Выбрать главу

Правда, я — редкий везунчик, потому что в этом же издательстве «Искусство», в той же редакции ряд других рукописей были зарезаны. Они были приняты одним заведующим редакции, потом произошла смена заведующего, и почти все принятые рукописи были подвергнуты уничтожающему рецензированию, после чего их из плана сняли. В этом принимали участие те недобросовестные коллеги, которые знали, конечно, что судьба рукописи зависит от них, и руководствовались часто вовсе не научными соображениями, а прикидывали, не мешают ли им эти книги и вообще нужны ли они.

Менее сердечные отношения сложились у меня с издательством «Наука», потому что там, за исключением редакции научно — популярной серии, нельзя было просто взять у автора книгу. Ему надлежало обсудить рукопись у себя в отделе, затем она поступала в дирекцию Института, если дирекция разрешала — в Ученый совет; наконец, ее включали в план издательства. Долгая канитель в лучшем случае растягивалась на годы.

Так было со второй частью моей докторской диссертации, опубликованной в виде книги «Норвежское общество в Раннее Средневековье. Проблемы социального строя и культуры». Противодействие оказывалось неоднократно, книгу выбрасывали из плана. Наконец, все было преодолено, и книга была готова. Когда пришел сигнальный экземпляр, вышеупомянутая И. С. Трахтенберг дала мне его, с тем чтобы я получил подпись директора Института или его заместителя, заверенную круглой печатью, что будет означать выпуск в свет. Я пришел к заместителю директора Института. Он сказал мне:

— Эту безобразную книгу мы издавать не будем.

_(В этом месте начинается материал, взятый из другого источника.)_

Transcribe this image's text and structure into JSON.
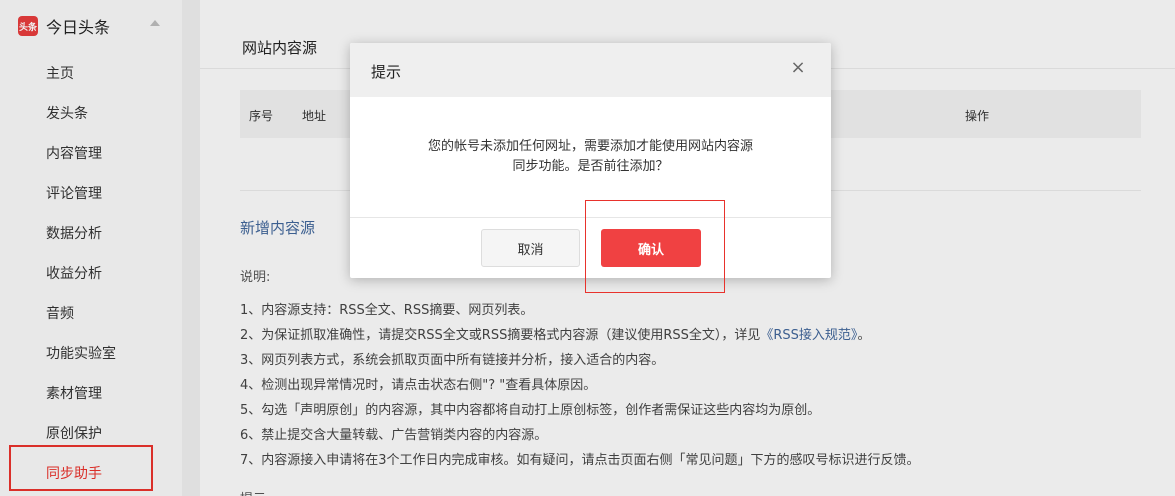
{
  "sidebar": {
    "brand_logo_text": "头条",
    "brand_name": "今日头条",
    "items": [
      {
        "label": "主页"
      },
      {
        "label": "发头条"
      },
      {
        "label": "内容管理"
      },
      {
        "label": "评论管理"
      },
      {
        "label": "数据分析"
      },
      {
        "label": "收益分析"
      },
      {
        "label": "音频"
      },
      {
        "label": "功能实验室"
      },
      {
        "label": "素材管理"
      },
      {
        "label": "原创保护"
      },
      {
        "label": "同步助手"
      }
    ],
    "active_item": "同步助手",
    "highlight_color": "#e8322c"
  },
  "main": {
    "title": "网站内容源",
    "table_headers": {
      "index": "序号",
      "address": "地址",
      "actions": "操作"
    },
    "section_title": "新增内容源",
    "note_label": "说明:",
    "notes": [
      "1、内容源支持：RSS全文、RSS摘要、网页列表。",
      "2、为保证抓取准确性，请提交RSS全文或RSS摘要格式内容源（建议使用RSS全文），详见",
      "3、网页列表方式，系统会抓取页面中所有链接并分析，接入适合的内容。",
      "4、检测出现异常情况时，请点击状态右侧\"? \"查看具体原因。",
      "5、勾选「声明原创」的内容源，其中内容都将自动打上原创标签，创作者需保证这些内容均为原创。",
      "6、禁止提交含大量转载、广告营销类内容的内容源。",
      "7、内容源接入申请将在3个工作日内完成审核。如有疑问，请点击页面右侧「常见问题」下方的感叹号标识进行反馈。"
    ],
    "note2_link": "《RSS接入规范》",
    "note2_tail": "。",
    "next_label": "提示"
  },
  "modal": {
    "title": "提示",
    "close_icon": "×",
    "body_line1": "您的帐号未添加任何网址，需要添加才能使用网站内容源",
    "body_line2": "同步功能。是否前往添加？",
    "cancel_label": "取消",
    "confirm_label": "确认",
    "confirm_color": "#f04142"
  }
}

— Она, может быть, совсем не безобразная, — возразил я, — у нас могут быть на этот счет разные мнения. Но бдительность вам нужно было проявить гораздо раньше, потому что книга вышла, уже тираж готов, речь идет только об оформлении.

— Нет, я подписывать не стану.

Я говорю «adieu» и ухожу. На другой день ему, конечно, пришлось поставить свою подпись.

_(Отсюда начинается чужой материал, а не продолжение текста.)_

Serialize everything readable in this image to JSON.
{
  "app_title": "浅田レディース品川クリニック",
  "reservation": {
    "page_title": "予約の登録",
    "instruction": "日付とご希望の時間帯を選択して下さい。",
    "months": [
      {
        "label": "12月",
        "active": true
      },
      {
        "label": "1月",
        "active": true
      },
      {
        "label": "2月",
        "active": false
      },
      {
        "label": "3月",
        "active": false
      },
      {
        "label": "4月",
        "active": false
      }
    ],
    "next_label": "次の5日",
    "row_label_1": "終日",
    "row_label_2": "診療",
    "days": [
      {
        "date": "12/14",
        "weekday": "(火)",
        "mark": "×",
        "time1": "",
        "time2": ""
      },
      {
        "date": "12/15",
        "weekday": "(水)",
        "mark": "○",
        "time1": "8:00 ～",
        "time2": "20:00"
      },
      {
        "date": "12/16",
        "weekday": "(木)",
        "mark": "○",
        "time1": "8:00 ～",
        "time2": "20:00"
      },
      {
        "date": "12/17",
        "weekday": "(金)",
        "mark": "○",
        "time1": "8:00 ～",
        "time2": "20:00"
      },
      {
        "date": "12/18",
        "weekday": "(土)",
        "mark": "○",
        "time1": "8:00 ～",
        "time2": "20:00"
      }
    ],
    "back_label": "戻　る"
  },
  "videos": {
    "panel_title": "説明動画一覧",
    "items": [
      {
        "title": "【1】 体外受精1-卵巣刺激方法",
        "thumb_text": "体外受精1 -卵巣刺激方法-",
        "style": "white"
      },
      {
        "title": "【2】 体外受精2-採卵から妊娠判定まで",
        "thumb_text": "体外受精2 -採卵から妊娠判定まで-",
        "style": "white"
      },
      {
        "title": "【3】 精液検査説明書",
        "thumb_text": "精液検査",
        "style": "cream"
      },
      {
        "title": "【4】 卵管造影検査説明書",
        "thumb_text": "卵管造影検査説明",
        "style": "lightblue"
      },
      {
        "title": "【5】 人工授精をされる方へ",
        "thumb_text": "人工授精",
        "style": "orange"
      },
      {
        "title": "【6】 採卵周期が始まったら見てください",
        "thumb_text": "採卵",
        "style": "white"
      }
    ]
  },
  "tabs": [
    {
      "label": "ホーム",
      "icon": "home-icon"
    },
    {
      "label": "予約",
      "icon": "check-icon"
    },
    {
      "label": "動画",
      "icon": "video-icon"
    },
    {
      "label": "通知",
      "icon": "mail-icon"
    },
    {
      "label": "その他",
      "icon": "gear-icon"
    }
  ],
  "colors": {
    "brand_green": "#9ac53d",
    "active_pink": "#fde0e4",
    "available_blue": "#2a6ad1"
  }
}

Ни «Походы викингов», ни «Проблемы генезиса феодализма», ни «Категории средневековой культуры», ни «Свободное крестьянство», ни «История и сага» не получали грифа Института всеобщей истории, я их печатал в качестве неплановых работ. Это означало, что в Институте нужно было делать еще что‑то другое. Я написал в порядке обязательной «барщины» главу в «Истории Швеции», ббльшую часть тома «Истории Норвегии», несколько глав в 1–м и 3–м томах «Истории крестьянства в Европе». Впрочем, некоторые из этих текстов я писал с такой же любовью и интересом, как и свои книги.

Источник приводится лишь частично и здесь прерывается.